La France, oui mais…

Après 3 semaines (eh oui, déjà…) en plein milieu du Pacifique, à 15 700 km de la métropole et à 7 500 de San Francisco, on continue d’être étonnés et d’avoir plaisir à découvrir ce coin de France à la fois si semblable et si différent de la métropole.

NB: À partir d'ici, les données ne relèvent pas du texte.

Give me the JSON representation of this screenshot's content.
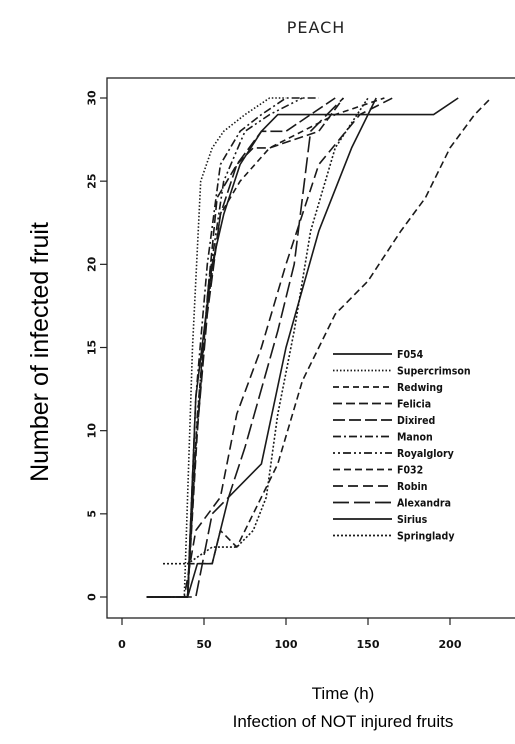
{
  "chart_data": {
    "type": "line",
    "title": "PEACH",
    "xlabel": "Time (h)",
    "subtitle": "Infection of NOT injured fruits",
    "ylabel": "Number of infected fruit",
    "xlim": [
      0,
      235
    ],
    "ylim": [
      -2,
      31.5
    ],
    "xticks": [
      0,
      50,
      100,
      150,
      200
    ],
    "yticks": [
      0,
      5,
      10,
      15,
      20,
      25,
      30
    ],
    "grid": false,
    "legend_position": "bottom-right",
    "series": [
      {
        "name": "F054",
        "dash": "",
        "x": [
          15,
          40,
          45,
          55,
          62,
          72,
          85,
          95,
          190,
          205
        ],
        "y": [
          0,
          0,
          12,
          20,
          23,
          26,
          28,
          29,
          29,
          30
        ]
      },
      {
        "name": "Supercrimson",
        "dash": "1.5 2",
        "x": [
          20,
          38,
          43,
          48,
          55,
          62,
          75,
          90,
          100
        ],
        "y": [
          0,
          0,
          15,
          25,
          27,
          28,
          29,
          30,
          30
        ]
      },
      {
        "name": "Redwing",
        "dash": "6 4",
        "x": [
          15,
          40,
          44,
          50,
          60,
          72,
          90,
          110,
          130,
          160
        ],
        "y": [
          0,
          0,
          8,
          16,
          23,
          25,
          27,
          28,
          29,
          30
        ]
      },
      {
        "name": "Felicia",
        "dash": "9 4",
        "x": [
          15,
          40,
          46,
          52,
          58,
          70,
          80,
          90,
          120,
          135
        ],
        "y": [
          0,
          0,
          10,
          18,
          24,
          26,
          27,
          27,
          28,
          30
        ]
      },
      {
        "name": "Dixired",
        "dash": "12 4",
        "x": [
          15,
          40,
          45,
          52,
          60,
          70,
          85,
          100,
          115,
          130
        ],
        "y": [
          0,
          0,
          9,
          17,
          23,
          26,
          28,
          28,
          29,
          30
        ]
      },
      {
        "name": "Manon",
        "dash": "8 3 2 3",
        "x": [
          15,
          40,
          45,
          52,
          60,
          72,
          85,
          100,
          120
        ],
        "y": [
          0,
          0,
          12,
          20,
          26,
          28,
          29,
          30,
          30
        ]
      },
      {
        "name": "Royalglory",
        "dash": "2 3 2 3 8 3",
        "x": [
          15,
          40,
          46,
          53,
          62,
          75,
          90,
          110
        ],
        "y": [
          0,
          0,
          11,
          19,
          25,
          28,
          29,
          30
        ]
      },
      {
        "name": "F032",
        "dash": "7 4",
        "x": [
          40,
          55,
          60,
          70,
          80,
          95,
          110,
          130,
          150,
          170,
          185,
          200,
          215,
          225
        ],
        "y": [
          2,
          2,
          4,
          3,
          5,
          8,
          13,
          17,
          19,
          22,
          24,
          27,
          29,
          30
        ]
      },
      {
        "name": "Robin",
        "dash": "10 5",
        "x": [
          15,
          38,
          45,
          60,
          70,
          85,
          100,
          120,
          145,
          165
        ],
        "y": [
          0,
          0,
          4,
          6,
          11,
          15,
          20,
          26,
          29,
          30
        ]
      },
      {
        "name": "Alexandra",
        "dash": "16 5",
        "x": [
          20,
          45,
          55,
          65,
          75,
          95,
          105,
          115,
          125,
          135
        ],
        "y": [
          0,
          0,
          5,
          6,
          9,
          16,
          20,
          28,
          29,
          30
        ]
      },
      {
        "name": "Sirius",
        "dash": "",
        "x": [
          20,
          40,
          46,
          55,
          65,
          85,
          100,
          120,
          140,
          155
        ],
        "y": [
          0,
          0,
          2,
          2,
          6,
          8,
          15,
          22,
          27,
          30
        ]
      },
      {
        "name": "Springlady",
        "dash": "2 2",
        "x": [
          25,
          40,
          55,
          70,
          80,
          88,
          95,
          105,
          115,
          130,
          150
        ],
        "y": [
          2,
          2,
          3,
          3,
          4,
          6,
          11,
          16,
          22,
          27,
          30
        ]
      }
    ]
  }
}
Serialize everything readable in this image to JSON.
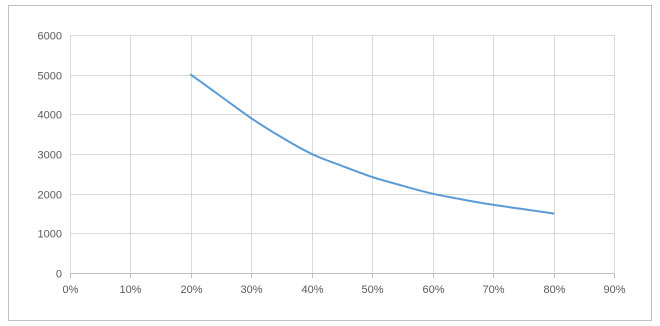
{
  "chart_data": {
    "type": "line",
    "title": "",
    "xlabel": "",
    "ylabel": "",
    "x_format": "percent",
    "xlim": [
      0,
      0.9
    ],
    "ylim": [
      0,
      6000
    ],
    "x_ticks": [
      0,
      0.1,
      0.2,
      0.3,
      0.4,
      0.5,
      0.6,
      0.7,
      0.8,
      0.9
    ],
    "x_tick_labels": [
      "0%",
      "10%",
      "20%",
      "30%",
      "40%",
      "50%",
      "60%",
      "70%",
      "80%",
      "90%"
    ],
    "y_ticks": [
      0,
      1000,
      2000,
      3000,
      4000,
      5000,
      6000
    ],
    "y_tick_labels": [
      "0",
      "1000",
      "2000",
      "3000",
      "4000",
      "5000",
      "6000"
    ],
    "grid": true,
    "legend": "none",
    "series": [
      {
        "color": "#5b9bd5",
        "x": [
          0.2,
          0.25,
          0.3,
          0.35,
          0.4,
          0.45,
          0.5,
          0.55,
          0.6,
          0.65,
          0.7,
          0.75,
          0.8
        ],
        "y": [
          5000,
          4450,
          3900,
          3420,
          3000,
          2700,
          2420,
          2200,
          2000,
          1850,
          1720,
          1610,
          1500
        ]
      }
    ]
  }
}
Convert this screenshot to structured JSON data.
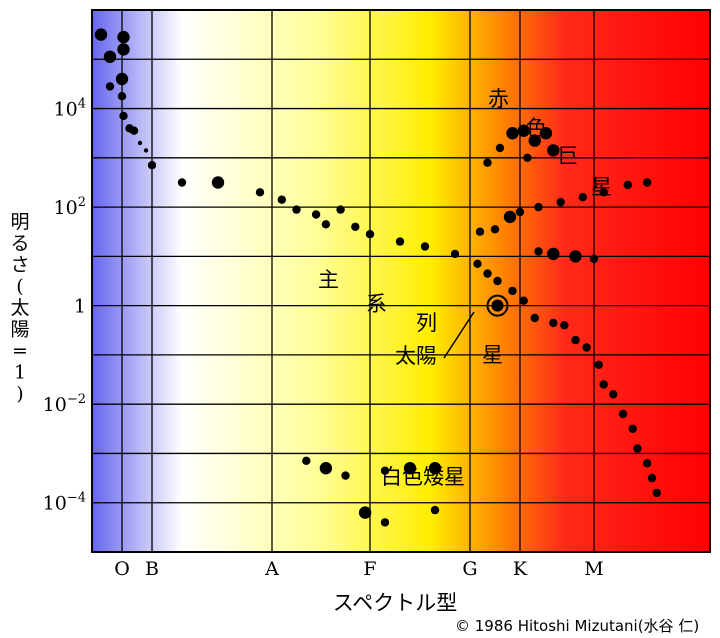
{
  "chart_data": {
    "type": "scatter",
    "title": "",
    "xlabel": "スペクトル型",
    "ylabel": "明るさ(太陽=1)",
    "x_ticks": [
      "O",
      "B",
      "A",
      "F",
      "G",
      "K",
      "M"
    ],
    "y_ticks": [
      {
        "exp": 4,
        "label": "10",
        "sup": "4"
      },
      {
        "exp": 2,
        "label": "10",
        "sup": "2"
      },
      {
        "exp": 0,
        "label": "1",
        "sup": ""
      },
      {
        "exp": -2,
        "label": "10",
        "sup": "−2"
      },
      {
        "exp": -4,
        "label": "10",
        "sup": "−4"
      }
    ],
    "ylim_log10": [
      -5.0,
      6.0
    ],
    "xlim_spectral": [
      -0.5,
      7.2
    ],
    "background_gradient": [
      {
        "spectral": -0.5,
        "color": "#6666ee"
      },
      {
        "spectral": 1.25,
        "color": "#ffffff"
      },
      {
        "spectral": 2.45,
        "color": "#ffff99"
      },
      {
        "spectral": 3.6,
        "color": "#ffee00"
      },
      {
        "spectral": 4.6,
        "color": "#ff8800"
      },
      {
        "spectral": 5.6,
        "color": "#ff2a1a"
      },
      {
        "spectral": 7.2,
        "color": "#ff0000"
      }
    ],
    "series": [
      {
        "name": "主系列星",
        "points": [
          {
            "s": -0.35,
            "logL": 5.5,
            "size": 3
          },
          {
            "s": 0.05,
            "logL": 5.45,
            "size": 3
          },
          {
            "s": 0.05,
            "logL": 5.2,
            "size": 3
          },
          {
            "s": -0.2,
            "logL": 5.05,
            "size": 3
          },
          {
            "s": 0.0,
            "logL": 4.6,
            "size": 3
          },
          {
            "s": -0.2,
            "logL": 4.45,
            "size": 2
          },
          {
            "s": 0.0,
            "logL": 4.25,
            "size": 2
          },
          {
            "s": 0.05,
            "logL": 3.85,
            "size": 2
          },
          {
            "s": 0.25,
            "logL": 3.6,
            "size": 2
          },
          {
            "s": 0.4,
            "logL": 3.55,
            "size": 2
          },
          {
            "s": 0.6,
            "logL": 3.3,
            "size": 1
          },
          {
            "s": 0.8,
            "logL": 3.15,
            "size": 1
          },
          {
            "s": 1.0,
            "logL": 2.85,
            "size": 2
          },
          {
            "s": 1.25,
            "logL": 2.5,
            "size": 2
          },
          {
            "s": 1.55,
            "logL": 2.5,
            "size": 3
          },
          {
            "s": 1.9,
            "logL": 2.3,
            "size": 2
          },
          {
            "s": 2.1,
            "logL": 2.15,
            "size": 2
          },
          {
            "s": 2.25,
            "logL": 1.95,
            "size": 2
          },
          {
            "s": 2.45,
            "logL": 1.85,
            "size": 2
          },
          {
            "s": 2.7,
            "logL": 1.95,
            "size": 2
          },
          {
            "s": 2.55,
            "logL": 1.65,
            "size": 2
          },
          {
            "s": 2.85,
            "logL": 1.6,
            "size": 2
          },
          {
            "s": 3.0,
            "logL": 1.45,
            "size": 2
          },
          {
            "s": 3.3,
            "logL": 1.3,
            "size": 2
          },
          {
            "s": 3.55,
            "logL": 1.2,
            "size": 2
          },
          {
            "s": 3.85,
            "logL": 1.05,
            "size": 2
          },
          {
            "s": 4.15,
            "logL": 0.85,
            "size": 2
          },
          {
            "s": 4.35,
            "logL": 0.65,
            "size": 2
          },
          {
            "s": 4.55,
            "logL": 0.5,
            "size": 2
          },
          {
            "s": 4.85,
            "logL": 0.3,
            "size": 2
          },
          {
            "s": 5.05,
            "logL": 0.1,
            "size": 2
          },
          {
            "s": 5.2,
            "logL": -0.25,
            "size": 2
          },
          {
            "s": 5.45,
            "logL": -0.35,
            "size": 2
          },
          {
            "s": 5.6,
            "logL": -0.4,
            "size": 2
          },
          {
            "s": 5.75,
            "logL": -0.7,
            "size": 2
          },
          {
            "s": 5.9,
            "logL": -0.85,
            "size": 2
          },
          {
            "s": 6.05,
            "logL": -1.2,
            "size": 2
          },
          {
            "s": 6.1,
            "logL": -1.6,
            "size": 2
          },
          {
            "s": 6.2,
            "logL": -1.8,
            "size": 2
          },
          {
            "s": 6.3,
            "logL": -2.2,
            "size": 2
          },
          {
            "s": 6.4,
            "logL": -2.5,
            "size": 2
          },
          {
            "s": 6.45,
            "logL": -2.9,
            "size": 2
          },
          {
            "s": 6.55,
            "logL": -3.2,
            "size": 2
          },
          {
            "s": 6.6,
            "logL": -3.5,
            "size": 2
          },
          {
            "s": 6.65,
            "logL": -3.8,
            "size": 2
          }
        ]
      },
      {
        "name": "赤色巨星",
        "points": [
          {
            "s": 4.35,
            "logL": 2.9,
            "size": 2
          },
          {
            "s": 4.6,
            "logL": 3.2,
            "size": 2
          },
          {
            "s": 4.85,
            "logL": 3.5,
            "size": 3
          },
          {
            "s": 5.05,
            "logL": 3.55,
            "size": 3
          },
          {
            "s": 5.2,
            "logL": 3.35,
            "size": 3
          },
          {
            "s": 5.35,
            "logL": 3.5,
            "size": 3
          },
          {
            "s": 5.45,
            "logL": 3.15,
            "size": 3
          },
          {
            "s": 5.1,
            "logL": 3.0,
            "size": 2
          },
          {
            "s": 4.2,
            "logL": 1.5,
            "size": 2
          },
          {
            "s": 4.5,
            "logL": 1.55,
            "size": 2
          },
          {
            "s": 4.8,
            "logL": 1.8,
            "size": 3
          },
          {
            "s": 5.0,
            "logL": 1.9,
            "size": 2
          },
          {
            "s": 5.25,
            "logL": 2.0,
            "size": 2
          },
          {
            "s": 5.55,
            "logL": 2.1,
            "size": 2
          },
          {
            "s": 5.85,
            "logL": 2.2,
            "size": 2
          },
          {
            "s": 6.1,
            "logL": 2.3,
            "size": 2
          },
          {
            "s": 6.35,
            "logL": 2.45,
            "size": 2
          },
          {
            "s": 6.55,
            "logL": 2.5,
            "size": 2
          },
          {
            "s": 5.25,
            "logL": 1.1,
            "size": 2
          },
          {
            "s": 5.45,
            "logL": 1.05,
            "size": 3
          },
          {
            "s": 5.75,
            "logL": 1.0,
            "size": 3
          },
          {
            "s": 6.0,
            "logL": 0.95,
            "size": 2
          }
        ]
      },
      {
        "name": "白色矮星",
        "points": [
          {
            "s": 2.35,
            "logL": -3.15,
            "size": 2
          },
          {
            "s": 2.55,
            "logL": -3.3,
            "size": 3
          },
          {
            "s": 2.75,
            "logL": -3.45,
            "size": 2
          },
          {
            "s": 3.15,
            "logL": -3.35,
            "size": 2
          },
          {
            "s": 3.4,
            "logL": -3.3,
            "size": 3
          },
          {
            "s": 3.65,
            "logL": -3.3,
            "size": 3
          },
          {
            "s": 2.95,
            "logL": -4.2,
            "size": 3
          },
          {
            "s": 3.15,
            "logL": -4.4,
            "size": 2
          },
          {
            "s": 3.65,
            "logL": -4.15,
            "size": 2
          }
        ]
      }
    ],
    "sun": {
      "s": 4.55,
      "logL": 0.0
    },
    "annotations": {
      "main_sequence": [
        "主",
        "系",
        "列",
        "星"
      ],
      "giants": [
        "赤",
        "色",
        "巨",
        "星"
      ],
      "white_dwarfs": "白色矮星",
      "sun_label": "太陽"
    },
    "ylabel_vertical": [
      "明",
      "る",
      "さ",
      "(",
      "太",
      "陽",
      "=",
      "1",
      ")"
    ],
    "credit": "© 1986 Hitoshi Mizutani(水谷 仁)"
  }
}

En fait, la Polynésie française est une collectivité d’outre-mer de la République française. Elle a son drapeau, sa monnaie, son président… Elle bénéficie d’une large autonomie par rapport à la France ainsi que de généreuses subventions de l’état que ce soit en monnaie sonnante et trébuchante, en personnel ou à travers une fiscalité très favorable. Les essais nucléaires ont laissé des séquelles et une minorité de polynésiens revendiquent toujours l’autonomie.

On y voit des images familières qui nous surprennent sous ces latitudes: l’uniforme bleu du gendarme ou celui du pompier, la cabine téléphonique de notre enfance ou encore l’enseigne du Super U où l’on va faire les courses! (Eh oui papa, comme toi 😉). Une majorité de produits sont importés de France, des fromages au cassoulet William-Saurin en passant par la purée Mousseline et le pâté Hénaff! La viande vient de Nouvelle Zélande mais les bananes, ananas ou coco sont locales. Le poisson aussi d’ailleurs! On en fait une cure pour le plus grand plaisir de Philippe 😂

On y retrouve aussi des habitudes bien françaises comme la sacro-sainte pause déjeuner, le repos dominical ou encore la baguette qui accompagne les repas! La télé diffuse les chaînes publiques de l’hexagone aux mêmes horaires qu’à Paris, ce qui n’a pas trop de sens ici car tout le monde est prêt à se coucher lorsque le film commence à 21h…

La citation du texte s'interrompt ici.